LONDON - Despite a springtime drop in demand for oil, crude prices are hovering around $30 per barrel and are likely to stay there in part due to tightness in U.S. gasoline markets, an industry report said Friday.
Refineries are buying as much oil as possible to make gasoline for sale this summer, when many motorists will hit the roads for vacation travel.
But OPEC is giving mixed signals about whether it will boost oil production to help meet that expected demand, so the outlook for cheaper oil in coming months is poor, the International Energy Agency reported.
Nor does the IEA see much likelihood that prices will ease at the pump. Gasoline inventories are meager, and the U.S. government is requiring that states sell cleaner-burning, costlier gas as a way of reducing auto emissions.

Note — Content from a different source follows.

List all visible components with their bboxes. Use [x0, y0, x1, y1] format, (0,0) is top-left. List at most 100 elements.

''Very strong gasoline demand in the U.S. is drawing product out of the system as fast as refiners can put it in,'' the IEA said. The Paris-based IEA is part of the Organization for Economic Cooperation and Development, a group of the world's wealthiest countries.
Oil prices rose in May despite a 0.8 percent growth in global output, with the U.S. benchmark West Texas Intermediate crude reaching an average of $27.70. On Friday, July contracts of West Texas crude were trading at $29.62 in New York.

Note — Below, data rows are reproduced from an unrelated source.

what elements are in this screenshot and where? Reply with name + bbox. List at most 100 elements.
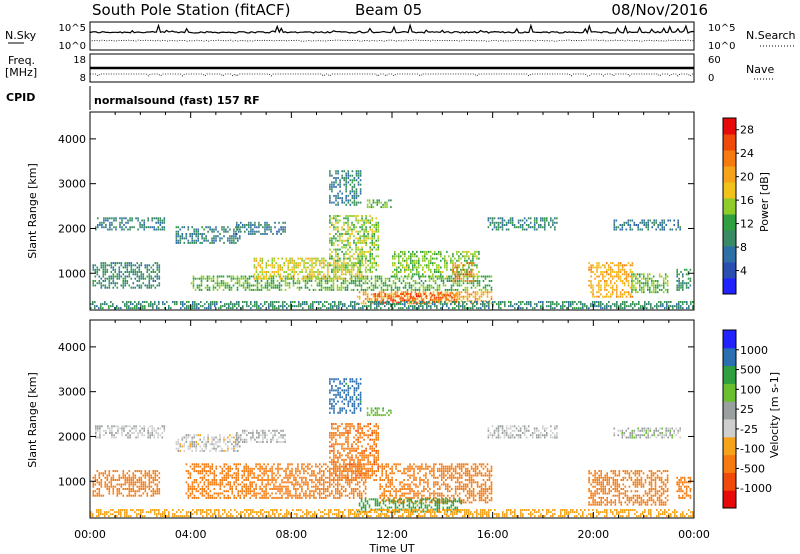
echo-cell: [228, 303, 230, 306]
cpid-program: normalsound (fast) 157 RF: [94, 94, 260, 107]
echo-cell: [384, 277, 387, 280]
echo-cell: [233, 241, 235, 244]
echo-cell: [690, 301, 692, 303]
echo-cell: [335, 215, 337, 217]
echo-cell: [215, 443, 217, 446]
echo-cell: [201, 226, 203, 229]
echo-cell: [633, 286, 635, 289]
echo-cell: [310, 280, 313, 282]
echo-cell: [199, 449, 201, 452]
echo-cell: [637, 291, 639, 294]
echo-cell: [211, 436, 213, 439]
echo-cell: [349, 233, 351, 235]
echo-cell: [248, 305, 250, 308]
echo-cell: [193, 485, 196, 488]
echo-cell: [122, 488, 125, 490]
echo-cell: [442, 305, 444, 308]
echo-cell: [104, 262, 107, 265]
echo-cell: [191, 237, 193, 240]
echo-cell: [446, 266, 448, 269]
echo-cell: [486, 275, 489, 278]
echo-cell: [371, 257, 373, 260]
echo-cell: [378, 201, 380, 204]
echo-cell: [364, 297, 367, 300]
echo-cell: [458, 257, 460, 260]
echo-cell: [647, 226, 649, 229]
echo-cell: [289, 277, 291, 280]
echo-cell: [215, 235, 217, 238]
echo-cell: [112, 286, 115, 289]
echo-cell: [148, 470, 151, 473]
echo-cell: [331, 181, 333, 184]
echo-cell: [298, 301, 300, 303]
echo-cell: [428, 277, 431, 280]
echo-cell: [339, 259, 341, 262]
echo-cell: [621, 224, 624, 226]
echo-cell: [195, 465, 198, 468]
echo-cell: [176, 303, 178, 306]
echo-cell: [343, 183, 345, 186]
echo-cell: [205, 239, 207, 242]
echo-cell: [134, 268, 137, 271]
echo-cell: [371, 235, 373, 238]
echo-cell: [608, 295, 610, 298]
echo-cell: [377, 255, 379, 258]
echo-cell: [175, 441, 178, 443]
echo-cell: [210, 277, 213, 280]
echo-cell: [108, 264, 111, 267]
echo-cell: [635, 277, 637, 280]
echo-cell: [339, 185, 341, 188]
echo-cell: [187, 472, 190, 475]
echo-cell: [598, 262, 600, 265]
echo-cell: [181, 438, 184, 441]
echo-cell: [444, 264, 446, 267]
echo-cell: [522, 307, 524, 310]
echo-cell: [209, 472, 212, 475]
echo-cell: [610, 286, 612, 289]
echo-region: [95, 425, 166, 439]
echo-cell: [184, 307, 186, 310]
echo-cell: [422, 259, 424, 262]
echo-cell: [554, 425, 556, 428]
echo-cell: [426, 301, 428, 303]
echo-cell: [446, 288, 449, 291]
echo-cell: [238, 226, 240, 229]
echo-cell: [130, 307, 132, 310]
echo-cell: [156, 483, 159, 486]
echo-cell: [354, 301, 356, 303]
echo-cell: [594, 266, 596, 269]
echo-cell: [546, 432, 548, 434]
echo-cell: [106, 479, 109, 481]
echo-cell: [682, 282, 684, 285]
echo-cell: [370, 206, 373, 209]
echo-cell: [292, 284, 295, 287]
echo-cell: [185, 237, 188, 240]
echo-cell: [482, 293, 485, 296]
echo-cell: [337, 203, 339, 206]
echo-cell: [100, 479, 103, 481]
echo-cell: [240, 230, 242, 233]
echo-cell: [367, 268, 369, 271]
echo-cell: [438, 302, 441, 305]
echo-cell: [334, 275, 337, 278]
echo-cell: [610, 295, 612, 298]
echo-cell: [497, 434, 500, 437]
echo-cell: [416, 259, 418, 262]
echo-cell: [394, 305, 396, 308]
echo-cell: [554, 217, 556, 220]
echo-cell: [118, 268, 121, 271]
echo-cell: [260, 280, 263, 282]
echo-cell: [106, 476, 109, 479]
echo-cell: [615, 288, 618, 291]
echo-cell: [211, 443, 213, 446]
echo-cell: [423, 293, 426, 295]
echo-cell: [454, 277, 457, 280]
echo-cell: [329, 174, 331, 177]
echo-cell: [153, 217, 155, 220]
echo-cell: [517, 226, 520, 229]
echo-cell: [223, 241, 225, 244]
echo-cell: [326, 282, 329, 285]
echo-cell: [641, 291, 643, 294]
echo-cell: [146, 286, 149, 289]
echo-cell: [121, 432, 123, 434]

The IEA estimated that global demand for oil will ease somewhat in the second quarter, to 74.4 million barrels per day from 75.1 billion barrels in the first quarter. The main reason, it said, is that higher prices have discouraged consumption.
Analysts blamed the tight market on OPEC's delay in increasing its production earlier this year.

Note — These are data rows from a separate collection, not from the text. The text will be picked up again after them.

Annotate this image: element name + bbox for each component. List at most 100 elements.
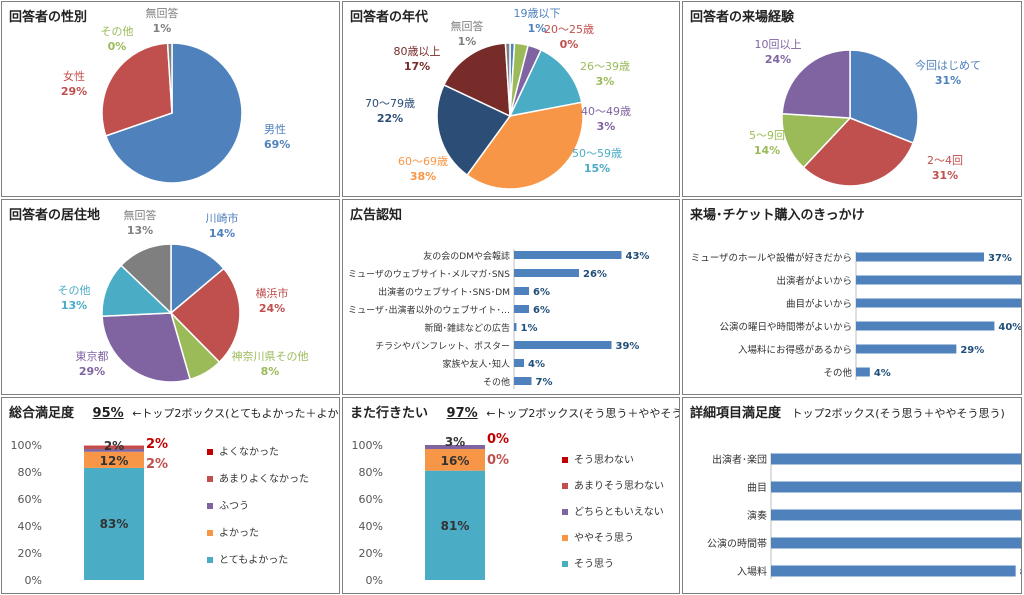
slice-value-label: 0% [560, 38, 579, 51]
slice-value-label: 24% [259, 302, 285, 315]
y-tick-label: 20% [18, 547, 42, 560]
slice-value-label: 14% [209, 227, 235, 240]
legend-swatch [207, 476, 213, 482]
stack-segment-5 [84, 445, 144, 447]
slice-value-label: 8% [261, 365, 280, 378]
bar-3 [856, 298, 1021, 308]
legend-label: あまりそう思わない [574, 480, 664, 492]
category-label: 入場料 [737, 565, 767, 578]
y-tick-label: 60% [359, 493, 383, 506]
bar-value-label: 4% [528, 359, 545, 370]
slice-name-label: 東京都 [76, 349, 109, 363]
slice-value-label: 1% [153, 22, 172, 35]
legend-swatch [562, 509, 568, 515]
stack-segment-2 [425, 449, 485, 471]
bar-6 [856, 367, 870, 377]
slice-name-label: 横浜市 [256, 286, 289, 300]
category-label: 公演の時間帯 [707, 537, 767, 550]
pie-slice-5 [101, 264, 173, 318]
legend-swatch [207, 503, 213, 509]
category-label: ミューザのホールや設備が好きだから [691, 252, 852, 264]
bar-5 [514, 323, 517, 331]
pie-chart-age: 19歳以下1%20～25歳0%26～39歳3%40～49歳3%50～59歳15%… [365, 7, 631, 190]
chart-title: 回答者の居住地 [9, 208, 101, 223]
bar-value-label: 29% [960, 345, 984, 356]
segment-value-label: 2% [104, 439, 124, 453]
pie-slice-8 [442, 42, 511, 118]
pie-slice-1 [849, 49, 919, 145]
legend-label: よかった [219, 527, 259, 539]
slice-name-label: 50～59歳 [572, 147, 622, 160]
slice-name-label: 無回答 [146, 6, 179, 20]
slice-value-label: 13% [127, 224, 153, 237]
slice-name-label: 今回はじめて [915, 58, 981, 72]
panel-visits: 回答者の来場経験 今回はじめて 31% 2～4回 31% 5～9回 14% 10回以上 24% [682, 1, 1022, 197]
panel-gender: 回答者の性別 男性 69% 女性 29% その他 0% 無回答 1% [1, 1, 340, 197]
category-label: 入場料にお得感があるから [738, 344, 852, 356]
category-label: 友の会のDMや会報誌 [423, 250, 510, 262]
bar-chart-trigger: ミューザのホールや設備が好きだから37%出演者がよいから54%曲目がよいから86… [691, 251, 1021, 380]
pie-slice-9 [504, 42, 511, 117]
stack-segment-4 [84, 446, 144, 450]
slice-name-label: 70～79歳 [365, 97, 415, 110]
bar-4 [514, 305, 529, 313]
bar-value-label: 43% [626, 251, 650, 262]
top2-value: 97% [446, 406, 478, 421]
y-tick-label: 80% [18, 466, 42, 479]
slice-name-label: 60～69歳 [398, 155, 448, 168]
stack-segment-1 [84, 467, 144, 580]
y-tick-label: 40% [18, 520, 42, 533]
panel-again: また行きたい 97% ←トップ2ボックス(そう思う＋ややそう思う) 100% 80… [342, 397, 680, 594]
legend-swatch [207, 557, 213, 563]
top2-value: 95% [92, 406, 124, 421]
bar-chart-ad: 友の会のDMや会報誌 43% ミューザのウェブサイト･メルマガ･SNS 26% 出演者の… [348, 249, 650, 389]
pie-slice-1 [104, 42, 243, 184]
slice-name-label: 2～4回 [927, 154, 963, 167]
legend-label: ふつう [219, 500, 249, 512]
y-tick-label: 0% [366, 574, 383, 587]
segment-value-label: 83% [100, 517, 129, 531]
legend-swatch [207, 449, 213, 455]
chart-title: 広告認知 [350, 208, 403, 223]
top2-note: ←トップ2ボックス(とてもよかった＋よかった) [132, 407, 339, 420]
slice-name-label: 神奈川県その他 [232, 349, 309, 363]
legend-label: あまりよくなかった [219, 473, 309, 485]
slice-value-label: 1% [528, 22, 547, 35]
category-label: ミューザ･出演者以外のウェブサイト･… [348, 304, 510, 316]
slice-name-label: 40～49歳 [581, 105, 631, 118]
pie-chart-residence: 川崎市 14% 横浜市 24% 神奈川県その他 8% 東京都 29% その他 13% 無回答 13% [58, 208, 309, 383]
pie-slice-2 [802, 117, 915, 187]
bar-6 [514, 341, 612, 349]
bar-value-label: 6% [533, 287, 550, 298]
chart-title: 回答者の年代 [350, 10, 429, 25]
panel-residence: 回答者の居住地 川崎市 14% 横浜市 24% 神奈川県その他 8% 東京都 29% その他 13… [1, 199, 340, 395]
slice-name-label: 無回答 [124, 208, 157, 222]
bar-1 [771, 453, 1021, 465]
bar-value-label: 26% [583, 269, 607, 280]
slice-value-label: 15% [584, 162, 610, 175]
panel-trigger: 来場･チケット購入のきっかけ ミューザのホールや設備が好きだから 37% 出演者がよ… [682, 199, 1022, 395]
segment-value-label: 0% [487, 432, 509, 447]
segment-value-label: 3% [445, 435, 465, 449]
segment-value-label: 12% [100, 454, 129, 468]
category-label: 出演者のウェブサイト･SNS･DM [378, 286, 510, 298]
slice-value-label: 24% [765, 53, 791, 66]
slice-name-label: その他 [101, 25, 134, 38]
category-label: その他 [823, 367, 852, 379]
panel-ad: 広告認知 友の会のDMや会報誌 43% ミューザのウェブサイト･メルマガ･SNS 26… [342, 199, 680, 395]
stack-segment-1 [425, 470, 485, 580]
slice-name-label: 男性 [264, 122, 286, 136]
slice-value-label: 31% [932, 169, 958, 182]
chart-title: 来場･チケット購入のきっかけ [690, 208, 865, 223]
category-label: 曲目がよいから [786, 298, 852, 310]
chart-title: 詳細項目満足度 [690, 406, 782, 421]
pie-slice-3 [781, 112, 852, 169]
bar-1 [514, 251, 622, 259]
pie-slice-5 [508, 48, 583, 118]
chart-title: また行きたい [350, 406, 429, 421]
y-tick-label: 0% [25, 574, 42, 587]
y-tick-label: 40% [359, 520, 383, 533]
bar-3 [771, 509, 1021, 521]
bar-chart-detail: 出演者･楽団100%曲目99%演奏97%公演の時間帯90%入場料88% [707, 453, 1021, 579]
legend-swatch [562, 561, 568, 567]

''It's all OPEC's fault for not producing more oil back in January,'' said Leo Drollas, chief economist of the Center for Global Energy Studies in London. When the Organization of Petroleum Exporting Countries finally agreed to raise output in March, it only added about 500,000 fresh barrels per day to thirsty world markets.
''It was too little too late,'' Drollas said.
Another reason for higher oil prices is widespread skepticism about OPEC's commitment to its so-called ''price band'' - a mechanism aimed at keeping oil prices stable within a range of $22 to $28 per barrel.
OPEC pumps 35 percent of the world's oil. In March it agreed to automatically produce 500,000 more barrels per day if a 20-day moving average of prices for several types of crude exceeded $28 per barrel.
The moving average for the crude basket crossed the $28 threshold for the first time on Wednesday, but OPEC has so far failed to boost output.
''They've created absolute confusion by backing off this price band as soon as it arrived on their doorstep,'' Gignoux said.